When I see this sort of rhetoric employed by the likes of Hauerwas, I worry that the denigration of "thinking for oneself" is going to slide into an affirmation of "not thinking for oneself" -- of accepting dogmatically some "base" to "start thinking from". It's not clear to me whether or not Hauerwas (or Barth, or Macintyre) are guilty of this charge (though I have my suspicions). But I think this use of the rhetoric is a real worry in any case. The idea that we need to establish or choose a starting-point for thought strikes me as an egregious error -- if we are in the market for looking at possible "starting points" then we're already thinking, and so we don't need to find a "starting point" to think from, since that point is already in the past. Dame Understanding invites us all to come as we are to the Hermeneutical Circle-Dance, to put the point clumsily.

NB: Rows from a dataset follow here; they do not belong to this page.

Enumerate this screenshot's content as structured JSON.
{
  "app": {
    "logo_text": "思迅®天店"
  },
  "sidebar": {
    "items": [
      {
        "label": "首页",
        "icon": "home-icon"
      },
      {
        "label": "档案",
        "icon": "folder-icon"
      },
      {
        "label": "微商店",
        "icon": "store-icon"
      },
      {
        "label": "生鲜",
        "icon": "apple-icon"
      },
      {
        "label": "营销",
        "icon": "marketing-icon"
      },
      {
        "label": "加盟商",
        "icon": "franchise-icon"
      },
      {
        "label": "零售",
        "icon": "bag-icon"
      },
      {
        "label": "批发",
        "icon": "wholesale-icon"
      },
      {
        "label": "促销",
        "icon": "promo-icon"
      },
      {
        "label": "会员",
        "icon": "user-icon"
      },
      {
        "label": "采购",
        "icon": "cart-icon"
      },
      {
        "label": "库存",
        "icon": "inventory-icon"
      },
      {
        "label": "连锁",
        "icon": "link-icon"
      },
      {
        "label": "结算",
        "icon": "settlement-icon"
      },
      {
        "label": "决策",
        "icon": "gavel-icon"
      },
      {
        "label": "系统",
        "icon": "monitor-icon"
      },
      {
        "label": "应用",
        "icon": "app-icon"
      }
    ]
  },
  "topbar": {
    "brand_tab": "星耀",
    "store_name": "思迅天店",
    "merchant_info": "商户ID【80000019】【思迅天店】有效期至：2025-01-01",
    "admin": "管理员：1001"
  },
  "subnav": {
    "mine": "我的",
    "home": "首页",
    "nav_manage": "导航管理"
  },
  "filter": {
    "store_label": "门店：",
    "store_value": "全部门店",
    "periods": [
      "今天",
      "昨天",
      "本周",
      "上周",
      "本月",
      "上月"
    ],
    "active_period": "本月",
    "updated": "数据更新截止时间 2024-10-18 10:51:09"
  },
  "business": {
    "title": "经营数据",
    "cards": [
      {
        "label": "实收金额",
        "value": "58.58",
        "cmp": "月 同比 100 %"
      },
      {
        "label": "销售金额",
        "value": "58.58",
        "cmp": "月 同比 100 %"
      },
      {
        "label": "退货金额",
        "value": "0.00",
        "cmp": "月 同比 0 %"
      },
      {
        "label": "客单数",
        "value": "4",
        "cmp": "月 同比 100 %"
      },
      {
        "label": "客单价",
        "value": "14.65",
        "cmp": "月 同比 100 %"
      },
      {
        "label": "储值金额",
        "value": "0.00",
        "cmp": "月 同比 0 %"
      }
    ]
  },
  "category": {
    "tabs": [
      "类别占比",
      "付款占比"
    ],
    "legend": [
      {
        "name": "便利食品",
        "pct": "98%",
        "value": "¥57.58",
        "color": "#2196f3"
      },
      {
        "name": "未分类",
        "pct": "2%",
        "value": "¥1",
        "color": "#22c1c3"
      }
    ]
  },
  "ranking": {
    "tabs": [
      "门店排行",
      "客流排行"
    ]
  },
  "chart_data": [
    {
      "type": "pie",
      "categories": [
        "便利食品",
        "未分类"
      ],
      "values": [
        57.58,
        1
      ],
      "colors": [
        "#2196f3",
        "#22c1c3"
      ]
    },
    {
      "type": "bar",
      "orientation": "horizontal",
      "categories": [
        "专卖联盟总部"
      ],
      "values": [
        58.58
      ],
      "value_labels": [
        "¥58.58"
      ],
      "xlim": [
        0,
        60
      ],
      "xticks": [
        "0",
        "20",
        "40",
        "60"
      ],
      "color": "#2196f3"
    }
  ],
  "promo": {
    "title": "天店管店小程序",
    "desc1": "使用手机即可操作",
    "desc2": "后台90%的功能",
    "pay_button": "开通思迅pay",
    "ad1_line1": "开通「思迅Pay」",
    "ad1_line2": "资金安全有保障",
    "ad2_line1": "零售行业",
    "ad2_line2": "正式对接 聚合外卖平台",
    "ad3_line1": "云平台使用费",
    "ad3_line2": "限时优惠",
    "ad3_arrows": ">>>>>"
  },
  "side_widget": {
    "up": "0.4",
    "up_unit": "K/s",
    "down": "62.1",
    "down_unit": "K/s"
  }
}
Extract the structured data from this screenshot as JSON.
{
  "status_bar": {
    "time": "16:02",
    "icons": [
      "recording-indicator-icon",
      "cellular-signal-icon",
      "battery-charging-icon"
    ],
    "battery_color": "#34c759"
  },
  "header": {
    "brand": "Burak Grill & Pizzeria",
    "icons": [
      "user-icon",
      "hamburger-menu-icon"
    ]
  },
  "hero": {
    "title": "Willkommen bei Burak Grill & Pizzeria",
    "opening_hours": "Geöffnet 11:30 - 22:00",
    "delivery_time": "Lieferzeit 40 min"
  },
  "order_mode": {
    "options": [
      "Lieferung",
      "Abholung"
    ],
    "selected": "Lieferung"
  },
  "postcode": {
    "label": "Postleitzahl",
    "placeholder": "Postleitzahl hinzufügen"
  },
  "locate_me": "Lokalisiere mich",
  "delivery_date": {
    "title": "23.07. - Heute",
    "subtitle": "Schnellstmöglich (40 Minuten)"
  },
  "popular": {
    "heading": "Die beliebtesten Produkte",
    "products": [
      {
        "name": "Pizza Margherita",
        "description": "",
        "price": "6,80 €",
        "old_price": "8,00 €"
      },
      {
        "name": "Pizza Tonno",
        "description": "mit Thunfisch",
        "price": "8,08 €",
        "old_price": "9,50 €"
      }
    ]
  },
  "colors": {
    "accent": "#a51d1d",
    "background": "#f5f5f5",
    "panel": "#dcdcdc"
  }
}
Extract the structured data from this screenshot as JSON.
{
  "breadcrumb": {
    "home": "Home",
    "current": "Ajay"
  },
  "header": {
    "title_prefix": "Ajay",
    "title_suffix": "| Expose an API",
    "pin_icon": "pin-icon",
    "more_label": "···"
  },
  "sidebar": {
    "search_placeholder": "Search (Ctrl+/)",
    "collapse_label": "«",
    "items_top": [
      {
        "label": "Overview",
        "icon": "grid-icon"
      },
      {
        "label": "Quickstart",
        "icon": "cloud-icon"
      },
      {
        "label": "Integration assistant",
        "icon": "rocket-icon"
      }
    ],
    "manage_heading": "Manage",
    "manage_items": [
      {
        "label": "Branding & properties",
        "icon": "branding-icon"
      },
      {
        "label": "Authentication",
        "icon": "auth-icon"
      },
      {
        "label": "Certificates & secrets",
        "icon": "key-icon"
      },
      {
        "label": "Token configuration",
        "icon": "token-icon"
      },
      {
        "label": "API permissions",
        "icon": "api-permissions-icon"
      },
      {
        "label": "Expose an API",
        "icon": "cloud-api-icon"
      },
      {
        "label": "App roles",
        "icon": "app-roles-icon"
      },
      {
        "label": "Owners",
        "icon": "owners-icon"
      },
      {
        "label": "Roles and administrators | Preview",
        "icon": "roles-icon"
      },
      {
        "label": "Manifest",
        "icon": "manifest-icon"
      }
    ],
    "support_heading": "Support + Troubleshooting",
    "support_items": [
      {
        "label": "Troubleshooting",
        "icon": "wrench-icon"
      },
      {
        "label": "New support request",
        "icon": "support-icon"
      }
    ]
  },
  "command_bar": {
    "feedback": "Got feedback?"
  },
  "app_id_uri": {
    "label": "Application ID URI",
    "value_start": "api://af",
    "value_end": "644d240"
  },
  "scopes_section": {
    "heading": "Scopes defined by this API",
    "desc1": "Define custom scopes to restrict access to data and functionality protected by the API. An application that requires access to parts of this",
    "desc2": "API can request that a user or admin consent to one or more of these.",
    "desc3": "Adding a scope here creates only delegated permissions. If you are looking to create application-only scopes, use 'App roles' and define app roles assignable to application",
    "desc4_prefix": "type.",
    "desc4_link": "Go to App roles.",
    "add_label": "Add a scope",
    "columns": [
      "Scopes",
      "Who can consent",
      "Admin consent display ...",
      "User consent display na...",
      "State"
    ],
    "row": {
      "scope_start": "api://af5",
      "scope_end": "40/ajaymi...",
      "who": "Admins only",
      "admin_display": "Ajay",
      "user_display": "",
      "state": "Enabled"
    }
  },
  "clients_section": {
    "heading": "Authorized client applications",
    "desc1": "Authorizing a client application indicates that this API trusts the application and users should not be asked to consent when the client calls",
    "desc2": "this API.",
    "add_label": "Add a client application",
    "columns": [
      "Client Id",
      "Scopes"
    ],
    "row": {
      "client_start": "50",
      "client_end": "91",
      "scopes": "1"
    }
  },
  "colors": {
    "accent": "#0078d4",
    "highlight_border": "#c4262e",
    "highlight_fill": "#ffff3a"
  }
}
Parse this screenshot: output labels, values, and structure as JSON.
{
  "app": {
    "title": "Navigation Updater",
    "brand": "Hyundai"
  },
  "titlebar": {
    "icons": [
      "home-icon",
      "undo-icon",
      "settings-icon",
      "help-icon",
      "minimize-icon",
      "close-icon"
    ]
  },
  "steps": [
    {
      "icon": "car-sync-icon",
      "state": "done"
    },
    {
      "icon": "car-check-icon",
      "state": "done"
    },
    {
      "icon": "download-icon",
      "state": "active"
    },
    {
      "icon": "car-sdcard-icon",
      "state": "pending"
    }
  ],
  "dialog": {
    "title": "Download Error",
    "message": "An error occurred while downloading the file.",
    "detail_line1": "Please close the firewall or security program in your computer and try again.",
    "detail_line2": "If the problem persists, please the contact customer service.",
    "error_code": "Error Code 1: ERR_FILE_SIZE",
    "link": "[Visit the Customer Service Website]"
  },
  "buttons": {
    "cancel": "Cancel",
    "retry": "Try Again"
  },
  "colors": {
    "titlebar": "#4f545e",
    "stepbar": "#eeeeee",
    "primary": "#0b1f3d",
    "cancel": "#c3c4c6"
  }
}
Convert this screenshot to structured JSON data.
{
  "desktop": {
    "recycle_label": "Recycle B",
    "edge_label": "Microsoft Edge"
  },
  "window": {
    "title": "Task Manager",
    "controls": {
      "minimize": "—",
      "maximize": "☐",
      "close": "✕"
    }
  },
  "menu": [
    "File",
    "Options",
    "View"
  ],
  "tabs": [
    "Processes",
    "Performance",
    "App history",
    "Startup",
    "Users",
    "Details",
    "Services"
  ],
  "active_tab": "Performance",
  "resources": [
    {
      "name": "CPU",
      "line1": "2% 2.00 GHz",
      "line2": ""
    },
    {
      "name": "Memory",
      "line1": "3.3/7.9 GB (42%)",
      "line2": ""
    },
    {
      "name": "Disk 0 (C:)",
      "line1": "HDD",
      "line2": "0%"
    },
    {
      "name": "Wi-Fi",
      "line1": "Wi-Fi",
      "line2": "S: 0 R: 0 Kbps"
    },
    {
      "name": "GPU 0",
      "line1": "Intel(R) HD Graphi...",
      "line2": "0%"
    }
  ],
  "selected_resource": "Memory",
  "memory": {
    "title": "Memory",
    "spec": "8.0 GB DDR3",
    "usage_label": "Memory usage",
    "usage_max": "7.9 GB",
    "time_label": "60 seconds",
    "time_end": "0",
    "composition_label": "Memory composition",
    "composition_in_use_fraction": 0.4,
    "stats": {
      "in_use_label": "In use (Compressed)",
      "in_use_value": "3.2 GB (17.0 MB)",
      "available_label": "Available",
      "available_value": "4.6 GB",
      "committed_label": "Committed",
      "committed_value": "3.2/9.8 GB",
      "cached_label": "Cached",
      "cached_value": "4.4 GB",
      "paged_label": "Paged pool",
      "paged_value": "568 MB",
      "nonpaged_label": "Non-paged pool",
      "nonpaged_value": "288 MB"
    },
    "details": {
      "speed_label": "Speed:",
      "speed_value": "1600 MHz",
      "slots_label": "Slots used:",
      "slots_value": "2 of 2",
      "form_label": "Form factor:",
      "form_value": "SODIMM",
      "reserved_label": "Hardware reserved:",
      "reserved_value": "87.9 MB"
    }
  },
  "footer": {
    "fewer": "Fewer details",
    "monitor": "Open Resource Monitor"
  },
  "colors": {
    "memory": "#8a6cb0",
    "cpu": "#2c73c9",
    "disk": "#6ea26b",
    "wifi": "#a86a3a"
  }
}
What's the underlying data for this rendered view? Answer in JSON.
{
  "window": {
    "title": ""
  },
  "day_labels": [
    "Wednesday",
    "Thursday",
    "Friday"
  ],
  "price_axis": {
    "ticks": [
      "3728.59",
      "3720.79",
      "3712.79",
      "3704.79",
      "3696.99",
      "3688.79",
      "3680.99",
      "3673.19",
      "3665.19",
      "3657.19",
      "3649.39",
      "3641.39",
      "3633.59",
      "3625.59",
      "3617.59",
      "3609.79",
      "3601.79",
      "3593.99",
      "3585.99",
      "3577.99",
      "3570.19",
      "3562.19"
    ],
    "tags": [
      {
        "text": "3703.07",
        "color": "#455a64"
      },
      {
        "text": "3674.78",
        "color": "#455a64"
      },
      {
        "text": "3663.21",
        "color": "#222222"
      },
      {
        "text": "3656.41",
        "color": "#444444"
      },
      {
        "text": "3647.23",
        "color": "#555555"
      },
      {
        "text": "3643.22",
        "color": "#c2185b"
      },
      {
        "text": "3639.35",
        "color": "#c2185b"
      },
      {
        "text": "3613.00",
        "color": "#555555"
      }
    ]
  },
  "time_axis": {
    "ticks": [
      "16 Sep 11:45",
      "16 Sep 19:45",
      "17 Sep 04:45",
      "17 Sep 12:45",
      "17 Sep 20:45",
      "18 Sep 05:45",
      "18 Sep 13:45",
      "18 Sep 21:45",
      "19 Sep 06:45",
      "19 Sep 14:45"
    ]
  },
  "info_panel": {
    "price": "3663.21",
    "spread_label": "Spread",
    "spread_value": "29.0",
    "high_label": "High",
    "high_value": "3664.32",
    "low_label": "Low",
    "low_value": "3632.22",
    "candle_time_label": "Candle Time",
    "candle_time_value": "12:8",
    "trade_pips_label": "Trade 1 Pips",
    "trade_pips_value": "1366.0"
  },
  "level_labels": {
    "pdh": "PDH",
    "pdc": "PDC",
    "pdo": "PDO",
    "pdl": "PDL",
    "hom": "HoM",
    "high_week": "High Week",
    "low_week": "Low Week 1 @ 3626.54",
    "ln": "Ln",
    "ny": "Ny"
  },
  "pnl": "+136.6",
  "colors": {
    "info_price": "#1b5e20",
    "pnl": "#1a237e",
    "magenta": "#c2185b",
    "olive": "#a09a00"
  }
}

(The right response to "Whose justice? Which rationality?" is, I think, the same as the answer to "Which conceptual scheme?" -- to quote Putnam, "You want I should use someone else's conceptual scheme?" The joke being, of course, that a "conceptual scheme" is supposed to be something which is Given, and so not something one could pick up or discard. And the same holds for "rationalities" -- I can shift my standards for what's rational or not as it seems just to me to do so, but I can't discard my rationality and take up "something else". Indeed, I was surprised when I found out that Macintyre's book really does seem to take its titular question seriously.)
On not reading Macintyre: I've tried to read several of his works. I don't like his style, so the going is hard. At one point, it occurred to me that Macintyre sounds like he's peddling some doctrine which depends on the scheme/content dogma. So I checked his indexes to see if he'd ever mentioned Davidson. He had, and his discussion of him was so inept that I haven't looked at him since. (I think it was in "Whose Justice? Which Rationality?" but the book's not searchable on Amazon, and I don't own a copy.) I figure if I ever manage to get through "After Virtue" it'll be because I have someone beside me that I can constantly gripe to, to ease the pain. (It was how I got through all the Barth I had to read. Read him the night before class, complain about him during and after class, repeat. The trick is to have someone to complain to who doesn't dislike whatever you're complaining about -- otherwise the whole game is rather masturbatory.)
On an unrelated thematically relevant point, I've finally started reading Micheal Thompson's stuff. So far I've made it through the introduction of "Life and Action", and about a quarter of the way through "The Representation of Life". Definitely interesting stuff, and definitely wish I'd gotten around to looking at this stuff earlier. I do suspect that Thompson might be the source for some of the odder form/content distinctions McDowell draws in "Avoiding the Myth of the Given"; Thompson stresses in the introduction the formal nature of his project. Though it's a formality which doesn't "disregard the particular characteristics of objects". Which is an odd sort of formality. (I doubt that the success of Thompson's work actually hinges on its being "formal" -- certainly nothing he's said so far has struck me as wrong, apart from his self-characterization of his project. I'll need to read more to get a grip on what's going on, I'm sure; these are early impressions.)
P.S.: Haugeland opened up registration for the "Being and Time" course again, so I am a formality away from enrollment in the course. Hooray~
P.P.S.: The syllabus for Finkelstein's "Later Wittgenstein" seminar is online (in the Chicago system). They read chunks of PI, chunks of The Claim of Reason, two McDowell essays, Diamond's "Realistic Spirit" essay, and various things from Zettel. Didn't look too world-shaking. But they read a lot more Cavell then I would've guessed.